Here’s What Trump Did During His First Day Back in Office

Trump sits in red chair holding black folder

He certainly lost no time in getting to work.

President Trump promised a flurry of activity on his first day as America’s 47th president. What he delivered was more like a storm. We’ve put together a roundup of some of his biggest moves, below.

Pardoned the Capitol Rioters

Trump pardoned about 1,500 people charged in the Jan. 6 Capitol attack and commuted the sentences of Oath Keepers and Proud Boys leaders, who were convicted of seditious conspiracy.

The New York Times reported that supporters gathered outside the D.C. jail that became a focal point for detainees, dancing to a YMCA remix. Micki Witthoeft, the mother of an Air Force veteran who police shot dead as rioters broke into the Capitol building, explained that gatherings usually commenced with a roll call of everyone who was detained that day. She said they were skipping it on this occasion, as “everyone’s getting out.”

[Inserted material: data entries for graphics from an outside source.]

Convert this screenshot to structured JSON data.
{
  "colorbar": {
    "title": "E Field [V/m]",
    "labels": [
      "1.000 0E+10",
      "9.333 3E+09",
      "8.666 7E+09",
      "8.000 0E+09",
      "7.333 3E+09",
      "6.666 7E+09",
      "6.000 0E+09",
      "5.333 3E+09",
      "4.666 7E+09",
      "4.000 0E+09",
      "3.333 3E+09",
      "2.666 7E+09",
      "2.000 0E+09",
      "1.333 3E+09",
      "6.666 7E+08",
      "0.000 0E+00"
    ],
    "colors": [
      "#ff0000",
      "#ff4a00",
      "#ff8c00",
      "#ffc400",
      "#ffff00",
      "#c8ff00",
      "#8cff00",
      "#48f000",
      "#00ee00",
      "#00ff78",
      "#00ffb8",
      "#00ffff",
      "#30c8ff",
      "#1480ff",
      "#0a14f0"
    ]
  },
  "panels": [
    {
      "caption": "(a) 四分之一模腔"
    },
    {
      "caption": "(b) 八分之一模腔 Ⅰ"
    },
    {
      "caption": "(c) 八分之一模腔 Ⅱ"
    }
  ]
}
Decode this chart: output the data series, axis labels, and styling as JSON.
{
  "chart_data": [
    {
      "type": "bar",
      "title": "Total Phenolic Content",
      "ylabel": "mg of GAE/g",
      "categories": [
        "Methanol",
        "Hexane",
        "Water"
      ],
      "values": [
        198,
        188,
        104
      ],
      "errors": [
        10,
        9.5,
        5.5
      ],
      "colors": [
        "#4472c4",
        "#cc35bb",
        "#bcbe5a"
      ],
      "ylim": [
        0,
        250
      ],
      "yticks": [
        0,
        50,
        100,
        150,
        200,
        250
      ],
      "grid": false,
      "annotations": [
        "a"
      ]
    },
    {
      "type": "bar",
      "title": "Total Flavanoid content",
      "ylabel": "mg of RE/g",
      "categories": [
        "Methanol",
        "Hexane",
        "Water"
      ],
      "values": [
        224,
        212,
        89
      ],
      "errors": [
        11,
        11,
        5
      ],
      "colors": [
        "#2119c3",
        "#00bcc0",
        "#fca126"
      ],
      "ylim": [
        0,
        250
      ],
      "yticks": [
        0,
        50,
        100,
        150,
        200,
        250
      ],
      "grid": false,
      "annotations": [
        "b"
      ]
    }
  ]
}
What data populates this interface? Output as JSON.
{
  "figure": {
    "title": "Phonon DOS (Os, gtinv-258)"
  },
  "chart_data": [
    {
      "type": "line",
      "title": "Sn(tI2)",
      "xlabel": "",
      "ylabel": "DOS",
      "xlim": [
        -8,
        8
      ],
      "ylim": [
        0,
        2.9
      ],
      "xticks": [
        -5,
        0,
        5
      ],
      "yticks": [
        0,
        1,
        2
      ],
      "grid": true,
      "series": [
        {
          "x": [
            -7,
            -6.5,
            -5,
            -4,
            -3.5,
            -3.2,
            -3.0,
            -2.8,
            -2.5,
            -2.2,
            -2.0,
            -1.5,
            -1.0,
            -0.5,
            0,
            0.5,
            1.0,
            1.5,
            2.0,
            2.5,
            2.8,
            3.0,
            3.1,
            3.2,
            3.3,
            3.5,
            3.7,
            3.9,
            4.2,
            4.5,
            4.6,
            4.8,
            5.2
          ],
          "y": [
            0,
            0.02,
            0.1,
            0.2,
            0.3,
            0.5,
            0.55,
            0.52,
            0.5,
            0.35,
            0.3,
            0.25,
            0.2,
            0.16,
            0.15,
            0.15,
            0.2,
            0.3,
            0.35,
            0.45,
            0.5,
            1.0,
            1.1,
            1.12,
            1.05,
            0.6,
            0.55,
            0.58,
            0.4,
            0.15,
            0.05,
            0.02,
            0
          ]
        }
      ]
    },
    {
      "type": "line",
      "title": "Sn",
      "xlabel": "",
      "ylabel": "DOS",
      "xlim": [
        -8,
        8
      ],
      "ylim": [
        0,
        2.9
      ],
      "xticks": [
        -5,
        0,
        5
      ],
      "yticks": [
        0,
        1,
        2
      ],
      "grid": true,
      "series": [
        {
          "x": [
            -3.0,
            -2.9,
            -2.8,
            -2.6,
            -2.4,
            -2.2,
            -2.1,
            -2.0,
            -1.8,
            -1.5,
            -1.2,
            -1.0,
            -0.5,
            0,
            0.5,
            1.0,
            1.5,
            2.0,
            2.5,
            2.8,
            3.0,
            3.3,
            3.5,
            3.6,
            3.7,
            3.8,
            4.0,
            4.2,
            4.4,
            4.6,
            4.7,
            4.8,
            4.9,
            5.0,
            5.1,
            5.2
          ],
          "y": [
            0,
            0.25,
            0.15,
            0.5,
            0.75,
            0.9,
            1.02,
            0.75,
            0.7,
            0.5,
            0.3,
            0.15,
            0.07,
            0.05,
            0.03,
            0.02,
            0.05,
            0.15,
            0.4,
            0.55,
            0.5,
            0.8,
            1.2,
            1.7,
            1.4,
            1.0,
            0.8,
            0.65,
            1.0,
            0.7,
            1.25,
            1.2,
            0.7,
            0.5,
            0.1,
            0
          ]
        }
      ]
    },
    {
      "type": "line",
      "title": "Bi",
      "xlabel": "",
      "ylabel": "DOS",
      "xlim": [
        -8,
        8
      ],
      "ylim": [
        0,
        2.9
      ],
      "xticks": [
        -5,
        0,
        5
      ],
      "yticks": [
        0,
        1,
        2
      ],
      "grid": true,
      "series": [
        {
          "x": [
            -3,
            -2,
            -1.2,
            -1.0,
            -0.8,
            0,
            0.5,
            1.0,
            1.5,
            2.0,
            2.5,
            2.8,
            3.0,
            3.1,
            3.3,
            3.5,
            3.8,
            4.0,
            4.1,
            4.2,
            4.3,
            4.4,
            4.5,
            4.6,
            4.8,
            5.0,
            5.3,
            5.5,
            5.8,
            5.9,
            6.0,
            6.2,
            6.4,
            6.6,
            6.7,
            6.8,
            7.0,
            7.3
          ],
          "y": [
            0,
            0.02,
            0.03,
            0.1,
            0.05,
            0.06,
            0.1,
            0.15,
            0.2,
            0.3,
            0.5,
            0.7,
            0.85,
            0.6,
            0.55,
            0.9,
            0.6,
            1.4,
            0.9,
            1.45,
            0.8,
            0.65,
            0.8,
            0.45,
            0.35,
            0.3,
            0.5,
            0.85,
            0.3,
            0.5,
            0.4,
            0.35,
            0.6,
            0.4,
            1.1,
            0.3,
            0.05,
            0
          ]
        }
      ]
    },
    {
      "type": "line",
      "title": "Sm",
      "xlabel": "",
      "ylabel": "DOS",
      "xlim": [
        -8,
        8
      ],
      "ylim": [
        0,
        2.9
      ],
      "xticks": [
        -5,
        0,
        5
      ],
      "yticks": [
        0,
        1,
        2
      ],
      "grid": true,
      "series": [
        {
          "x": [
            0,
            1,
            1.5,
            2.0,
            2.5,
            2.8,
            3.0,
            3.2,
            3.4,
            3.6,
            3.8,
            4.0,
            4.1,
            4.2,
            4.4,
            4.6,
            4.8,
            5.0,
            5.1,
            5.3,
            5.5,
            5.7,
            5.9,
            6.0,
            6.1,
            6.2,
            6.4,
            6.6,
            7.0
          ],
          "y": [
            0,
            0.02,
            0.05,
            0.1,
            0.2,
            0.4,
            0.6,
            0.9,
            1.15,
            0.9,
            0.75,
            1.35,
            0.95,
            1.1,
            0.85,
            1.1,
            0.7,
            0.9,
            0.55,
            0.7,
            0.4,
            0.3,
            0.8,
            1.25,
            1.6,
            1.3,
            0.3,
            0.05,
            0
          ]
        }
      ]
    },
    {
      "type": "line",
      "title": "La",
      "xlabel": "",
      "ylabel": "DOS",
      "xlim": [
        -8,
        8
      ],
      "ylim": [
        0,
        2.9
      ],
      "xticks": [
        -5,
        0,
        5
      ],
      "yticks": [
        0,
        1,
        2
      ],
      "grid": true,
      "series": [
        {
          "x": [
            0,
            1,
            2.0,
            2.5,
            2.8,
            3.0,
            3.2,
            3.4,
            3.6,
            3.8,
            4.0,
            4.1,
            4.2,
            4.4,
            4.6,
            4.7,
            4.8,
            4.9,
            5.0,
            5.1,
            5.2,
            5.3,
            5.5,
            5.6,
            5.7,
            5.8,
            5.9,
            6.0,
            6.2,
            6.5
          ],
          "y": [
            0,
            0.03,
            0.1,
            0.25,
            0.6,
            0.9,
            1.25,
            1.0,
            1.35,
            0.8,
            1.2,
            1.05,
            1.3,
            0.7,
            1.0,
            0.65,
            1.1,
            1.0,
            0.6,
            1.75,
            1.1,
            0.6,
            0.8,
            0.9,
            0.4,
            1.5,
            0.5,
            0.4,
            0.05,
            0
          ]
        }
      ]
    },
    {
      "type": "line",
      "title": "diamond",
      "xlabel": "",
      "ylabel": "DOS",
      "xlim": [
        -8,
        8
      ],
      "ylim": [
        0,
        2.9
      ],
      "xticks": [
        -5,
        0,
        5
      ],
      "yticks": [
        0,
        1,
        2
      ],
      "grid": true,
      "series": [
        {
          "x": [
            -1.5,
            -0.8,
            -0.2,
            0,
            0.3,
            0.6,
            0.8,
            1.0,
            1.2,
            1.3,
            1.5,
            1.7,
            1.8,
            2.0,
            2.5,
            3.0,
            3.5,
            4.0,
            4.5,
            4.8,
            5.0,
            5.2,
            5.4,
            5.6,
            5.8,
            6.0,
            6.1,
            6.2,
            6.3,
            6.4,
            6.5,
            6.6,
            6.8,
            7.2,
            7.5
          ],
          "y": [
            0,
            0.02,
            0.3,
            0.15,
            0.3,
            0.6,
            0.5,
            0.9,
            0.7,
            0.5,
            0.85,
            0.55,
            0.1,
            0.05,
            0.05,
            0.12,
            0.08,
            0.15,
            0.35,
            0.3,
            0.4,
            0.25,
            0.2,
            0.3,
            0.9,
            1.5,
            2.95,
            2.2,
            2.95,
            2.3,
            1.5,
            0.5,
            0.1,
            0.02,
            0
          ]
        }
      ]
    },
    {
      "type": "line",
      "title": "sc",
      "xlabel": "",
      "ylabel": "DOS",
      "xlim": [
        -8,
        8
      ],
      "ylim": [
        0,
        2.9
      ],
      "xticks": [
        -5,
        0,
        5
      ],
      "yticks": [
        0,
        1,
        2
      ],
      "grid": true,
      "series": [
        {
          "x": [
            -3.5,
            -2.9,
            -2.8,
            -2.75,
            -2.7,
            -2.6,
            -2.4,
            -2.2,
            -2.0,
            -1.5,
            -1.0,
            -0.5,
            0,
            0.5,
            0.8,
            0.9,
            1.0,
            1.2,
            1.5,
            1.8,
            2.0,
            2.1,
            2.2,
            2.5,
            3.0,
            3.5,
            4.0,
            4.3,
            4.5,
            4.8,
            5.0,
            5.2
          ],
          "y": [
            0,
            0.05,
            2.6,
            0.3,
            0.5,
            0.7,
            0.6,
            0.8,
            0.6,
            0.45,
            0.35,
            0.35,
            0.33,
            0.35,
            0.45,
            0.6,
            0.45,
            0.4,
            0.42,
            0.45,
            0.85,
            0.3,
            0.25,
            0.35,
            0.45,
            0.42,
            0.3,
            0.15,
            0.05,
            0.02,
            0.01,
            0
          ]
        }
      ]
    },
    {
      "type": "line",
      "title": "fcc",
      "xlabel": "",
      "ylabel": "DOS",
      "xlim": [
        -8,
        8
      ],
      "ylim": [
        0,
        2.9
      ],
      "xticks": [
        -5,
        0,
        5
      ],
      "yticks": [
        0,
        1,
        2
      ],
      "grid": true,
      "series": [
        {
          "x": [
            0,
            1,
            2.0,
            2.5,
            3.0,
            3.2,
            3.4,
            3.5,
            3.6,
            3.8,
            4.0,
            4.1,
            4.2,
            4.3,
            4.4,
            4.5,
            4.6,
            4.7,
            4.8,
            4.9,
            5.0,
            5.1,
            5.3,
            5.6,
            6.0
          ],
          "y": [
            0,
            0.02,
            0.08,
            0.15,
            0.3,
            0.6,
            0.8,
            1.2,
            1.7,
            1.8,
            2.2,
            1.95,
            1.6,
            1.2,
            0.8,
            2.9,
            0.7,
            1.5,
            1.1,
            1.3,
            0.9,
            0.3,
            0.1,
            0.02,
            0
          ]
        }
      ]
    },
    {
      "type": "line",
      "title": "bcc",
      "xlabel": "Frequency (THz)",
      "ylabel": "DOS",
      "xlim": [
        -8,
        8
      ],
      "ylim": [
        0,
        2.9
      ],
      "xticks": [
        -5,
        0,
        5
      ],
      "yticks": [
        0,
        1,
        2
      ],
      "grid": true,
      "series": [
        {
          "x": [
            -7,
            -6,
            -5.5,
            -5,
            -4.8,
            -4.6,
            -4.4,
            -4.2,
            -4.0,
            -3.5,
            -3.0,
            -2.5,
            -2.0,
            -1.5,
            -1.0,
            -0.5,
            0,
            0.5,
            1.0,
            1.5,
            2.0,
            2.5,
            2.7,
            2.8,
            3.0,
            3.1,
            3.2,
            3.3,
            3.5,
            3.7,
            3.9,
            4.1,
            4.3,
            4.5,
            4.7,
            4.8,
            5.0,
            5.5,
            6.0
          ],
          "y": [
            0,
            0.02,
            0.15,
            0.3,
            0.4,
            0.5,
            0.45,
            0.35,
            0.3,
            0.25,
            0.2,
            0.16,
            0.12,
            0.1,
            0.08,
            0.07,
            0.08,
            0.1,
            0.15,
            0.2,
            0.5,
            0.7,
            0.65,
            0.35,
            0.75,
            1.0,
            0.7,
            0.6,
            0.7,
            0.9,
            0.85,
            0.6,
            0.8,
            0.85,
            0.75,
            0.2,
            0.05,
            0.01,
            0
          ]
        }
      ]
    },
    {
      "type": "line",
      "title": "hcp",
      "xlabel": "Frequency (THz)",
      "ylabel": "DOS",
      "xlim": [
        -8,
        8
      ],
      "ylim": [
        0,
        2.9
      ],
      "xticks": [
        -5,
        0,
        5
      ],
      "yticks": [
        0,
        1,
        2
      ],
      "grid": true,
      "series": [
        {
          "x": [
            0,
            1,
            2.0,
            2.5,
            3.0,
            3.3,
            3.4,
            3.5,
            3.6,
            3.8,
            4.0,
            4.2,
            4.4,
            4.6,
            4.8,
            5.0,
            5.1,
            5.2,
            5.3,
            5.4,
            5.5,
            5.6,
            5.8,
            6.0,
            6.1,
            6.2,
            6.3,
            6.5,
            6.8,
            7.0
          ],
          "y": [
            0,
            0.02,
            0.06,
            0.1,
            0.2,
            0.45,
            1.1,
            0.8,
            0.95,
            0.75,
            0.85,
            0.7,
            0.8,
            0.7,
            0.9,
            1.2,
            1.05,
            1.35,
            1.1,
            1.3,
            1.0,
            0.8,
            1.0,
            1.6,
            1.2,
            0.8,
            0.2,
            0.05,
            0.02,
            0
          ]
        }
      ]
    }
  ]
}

Withdrew from the WHO and the Paris Climate Agreement

Per his campaign pledge, Trump rebooted his efforts to withdraw the U.S. from the World Health Organization — a process he began during his first term that Presiden Biden reversed when he came into office. The U.S. is the WHO’s biggest donor, and contributes about $130 million annually to support its efforts to cover global health preparedness, combat HIV, manage childhood vaccinations, and battle serious disease.

Trump also moved to withdraw the U.S. from the Paris Climate Agreement, a treaty signed by nearly 200 countries to combat global climate change. 2024 was the hottest year on record, and breached the critical global warming threshold of 1.5 degrees Celsius that countries vowed to avoid in the Paris Agreement.

Took aim at climate reforms, DEI measures, voting access and more

Trump revoked 78 of President Biden’s policies, including ones aimed at combating Covid-19, advancing racial equity, restoring science to tackle the climate crisis, promoting access to voting, eliminating discrimination at schools, and many more. He also signed an executive order that aims to end birthright citizenship.

Trump signed an executive order declaring that the U.S. will only recognize two sexes, male and female, “restoring biological truth to the federal government” under the administration’s “restoring sanity” agenda. He signed another that will end “radical and wasteful government DEI programs and preferencing.”

He also declared a federal hiring freeze and an end to government employees working from home while the new Department of Government Efficiency, led by Elon Musk, gets underway overhauling the federal government.

Threatened tariffs

During his Oval Office signing ceremony, Trump said he’d impose tariffs on Mexico and Canada — two of the United States’ three biggest trading partners — on February 1. Judge Glock, director of research and a senior fellow at the Manhattan Institute, a conservative-leaning think tank, told CNN that such a step would “create a self-inflicted wound on America’s own economy.”

The U.S. imported $475 billion of goods from Mexico and $418 billion from Canada in 2024. Both countries would likely impose retaliatory tariffs on the U.S. should Trump follow through with his threat, a cost that will likely be passed on to American consumers.

Delayed the TikTok ban

Trump signed an executive order delaying the enforcement of the U.S. TikTok ban by 75 days. The Foreign Adversary Controlled Applications Act passed with broad bipartisan support, and required that unless the platform sells to the U.S., or a U.S. ally, it must be banned in the United States from January 19, 2025.